Quelle action ? « Je suis ! » ! Indication que l’acte d’être n’a de réalité qu’au moment présent. Ici et en ce moment : « JeSuis ». Ayant besoin des mots pour évoquer ce qui est du domaine de l’expérience, je propose d’écrire « Je Suis » sans intervalle entre le sujet et le verbe. « JeSuis » indique qu’il n’y a ni distance ni écart de temps entre ce que je nomme « Je » et ce que je nomme « Suis ». Pas de dualité sujet-objet.
Quand avez-vous dit pour la dernière fois « JeSuis » ? Le plus souvent et inconsciemment vous ajouterez une désignation, une qualification, un titre, un attribut, un savoir-faire. Un ajout qui va vous donner une identité. Nous disons facilement MOI je suis; jusqu’à penser que MOI je suis ce que je pense que je suis.
Et voilà que d’un jour à l’autre le Moi mondain est confiné ! Deux jours, pourquoi pas ? Mais quatre semaines, peut-être six ? Plus !
Quoi faire ?
Je découvre, avec étonnement, que dans la langue anglaise, le mot confinement est synonyme d’accouchement (delivery).
Restez chez vous !
J’ajouterai volontiers à cette injonction gouvernementale le souhait du maître zen : Restez chez vous et profitez-en pour « Rentrez à la maison ! ». Oui, profitons de ce confinement pour, pas à pas, délivrer notre vraie nature d’être humain —« JeSuis »— de son enfermement dans cette illusoire identité cuirassée dans le pronom personnel tonique : MOI.
Que faire à l’occasion de ce confinement ?
Voici la réponse que nous aurait sans doute donnée Graf Dürckheim :
« Se glisser de la logique de l’entendement dans la logique du sensible. Sans répit, nous sentir en contact avec notre propre essence, notre vraie nature d’être humain. Cette réalité essentielle, que nous sommes nous-mêmes, est en opposition radicale avec la réalité de notre ego, du moi mondain. Avec ce moi mondain, nous surmontons et concevons notre vie dans le monde grâce à la conscience DE (la conscience des choses). Si nous prêtons attention à notre être essentiel, il nous faut déconstruire ce qui l’entrave et promouvoir ce qui la rend possible. Ce qui l’entrave est principalement ce qui détermine l’attitude fondamentale du moi mondain, qui veut se maintenir dans le monde; ce « moi, je suis moi et je veux rester moi » qui se sent toujours menacé et est toujours à l’affût, et c’est pourquoi il est toujours tendu. Pratiquez zazen !
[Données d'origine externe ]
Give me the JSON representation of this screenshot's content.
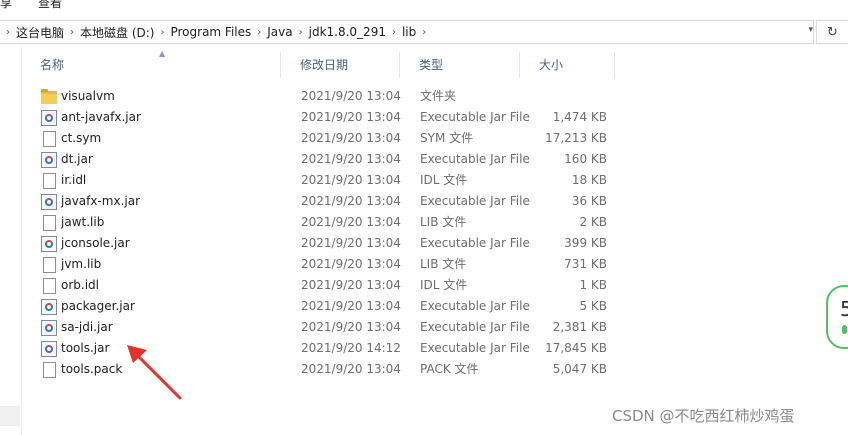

Dé-tendez-vous. Dé-contre-actez-vous. Zazen est un exercice de métamorphose indissociablement corporel et spirituel. Ce mouvement de transformation du corps vivant que nous sommes, c’est dans ce qu’on appelle la respiration que nous l’expérimentons. La respiration est davantage qu’une alimentation de l’homme en oxygène. L’acte de respirer est l’action vitale absolue ».
Ce qui me touche, à la re-lecture de cette leçon avec Graf Dürckheim qui date des années 1970, c’est l’importance qu’il donne à ce que nous désignons comme étant la respiration, « ce geste de la vie qui nous fait vivre ». Des entreprises sont, ces jours-ci, dans une course effrénée pour fabriquer des appareils … respiratoires. Si vous avez la chance de n’en avoir pas besoin pour survivre, abandonnez-vous à cette action du tout corps vivant dans sa globalité et son unité.
« Quel mystère … quel miracle … je respire » s’exclame un moine zen en pratiquant zazen. L’expérience « jeSuis » est intégrée dans un espace plus vaste que le monde ordinaire dans lequel nous existons quotidiennement.
Et Graf Dürckheim ajoute :
« Lorsque nous pratiquons zazen il arrive que nous sentons et ressentons quelque chose de la présence de notre propre essence. Nous ressentons une -force- qui n’a rien de commun avec la force du moi et qui est l’expression d’une -plénitude- créatrice. Nous expérimentons que notre existence prend -sens- là même ou sur le plan de l’ego nous sommes confrontés au non-sens, à l’absurde. Nous expérimentons cette réalité qu’est notre être essentiel à travers ce vécu intérieur qu’est le sentEment -d’unité-. Expérience du calme intérieur au cœur de l’agitation du monde. Nous reste alors le devoir de nous familiariser à ce contact sensoriel avec notre vraie nature. Comment ? En reprenant encore et encore la pratique de zazen ».